Median PFS improved from 9.2 months with the existing regimen to 16 months with the switch, representing a 56% reduction in the risk for disease progression or death (P<0.00001). The switch also was associated with delayed time to deterioration of patient-reported symptoms and functioning.

At least two phase III trials are evaluating an oral SERD plus CDK4/6 inhibition as first-line therapy for advanced breast cancer, said Mayer.

“A wealth of choices are coming for us, which is wonderful for us and our patients, but also going to create a little more complexity for us in the clinic,” said Mayer. “I would propose that the era of endocrine monotherapy for ER-positive metastatic breast cancer is over.
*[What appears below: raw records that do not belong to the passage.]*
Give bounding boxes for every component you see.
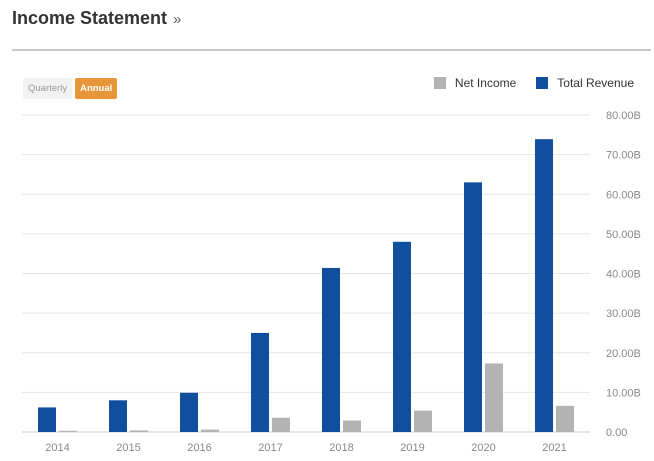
bar-net-income-2018 [343,420,361,432]
annual-button[interactable]: Annual [75,78,118,99]
y-tick-label: 80.00B [606,110,641,122]
legend-item-net-income[interactable]: Net Income [433,76,517,90]
bar-total-revenue-2015 [109,400,127,432]
x-tick-label: 2019 [400,442,424,454]
x-tick-label: 2020 [471,442,495,454]
x-tick-label: 2018 [329,442,353,454]
bar-total-revenue-2018 [322,267,340,432]
bar-net-income-2021 [556,405,574,432]
bar-net-income-2019 [414,410,432,432]
y-tick-label: 60.00B [606,189,641,201]
bar-total-revenue-2016 [180,392,198,432]
quarterly-button[interactable]: Quarterly [23,78,73,99]
bar-net-income-2016 [201,429,219,432]
legend-label-total-revenue: Total Revenue [557,76,634,90]
bar-total-revenue-2019 [393,241,411,432]
legend-item-total-revenue[interactable]: Total Revenue [536,76,634,90]
page-title: Income Statement [12,8,168,28]
expand-link[interactable]: » [173,11,182,28]
bar-total-revenue-2017 [251,332,269,432]
bar-total-revenue-2021 [535,139,553,432]
x-tick-label: 2016 [187,442,211,454]
bar-net-income-2014 [59,430,77,432]
legend-swatch-total-revenue [536,77,549,89]
y-tick-label: 30.00B [606,308,641,320]
bar-net-income-2015 [130,430,148,432]
legend-label-net-income: Net Income [454,76,517,90]
x-tick-label: 2015 [116,442,140,454]
legend-swatch-net-income [433,77,446,89]
y-tick-label: 10.00B [606,387,641,399]
bar-net-income-2020 [485,363,503,432]
chart-legend: Net Income Total Revenue [414,76,634,90]
y-tick-label: 40.00B [606,269,641,281]
x-tick-label: 2021 [542,442,566,454]
header-divider [12,49,651,51]
bar-total-revenue-2014 [38,407,56,432]
y-tick-label: 70.00B [606,150,641,162]
section-header: Income Statement » [12,8,181,36]
y-tick-label: 50.00B [606,229,641,241]
x-tick-label: 2017 [258,442,282,454]
y-tick-label: 0.00 [606,427,627,439]
x-tick-label: 2014 [45,442,69,454]
bar-net-income-2017 [272,417,290,432]
bar-total-revenue-2020 [464,182,482,432]
period-toggle: Quarterly Annual [23,78,118,99]
y-tick-label: 20.00B [606,348,641,360]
With rare exceptions, I think we should be striving to provide endocrine therapy with targeted partners for our patients, certainly in the post-CDK4/6 setting, and perhaps in all lines of therapy. We have multiple options available after a CDK4/6 inhibitor, but a lot of choices to make.”

What’s Next?

Closing out the SABCS education session, Shom Goel, MBBS, PhD, of Peter MacCallum Cancer Centre in Melbourne, Australia, reviewed several categories of emerging therapies that will add more options to the decision-making process to overcome CDK4/6 inhibitor resistance. They include inhibitors that work in the same part of the cell cycle as CDK4/6 inhibitors, such as selective inhibitors of CDK2 and CDK4, as well as inhibitors of CDK7 and KAT6.

“It’s already a very complicated landscape,” said Goel. “It’s very challenging because I think our understanding of the biology of ER-positive breast cancer is better than ever before. It’s growing very quickly, and also happening at record speed is our ability to design molecules that bind to and inhibit these targets. We’re sort of at a point where the biology and the drug discovery are outpacing the trial framework. We cannot test every drug in the right setting, in the right combination.”

“As much as biology is critical and drug discovery is critical, we may also find that we have to be guided simply by thoughtful empiricism and by the toxicity data, as much as the efficacy data,” he added. “Every trial, we have to look at both sides of that coin to work out whether the balance truly does make sense.”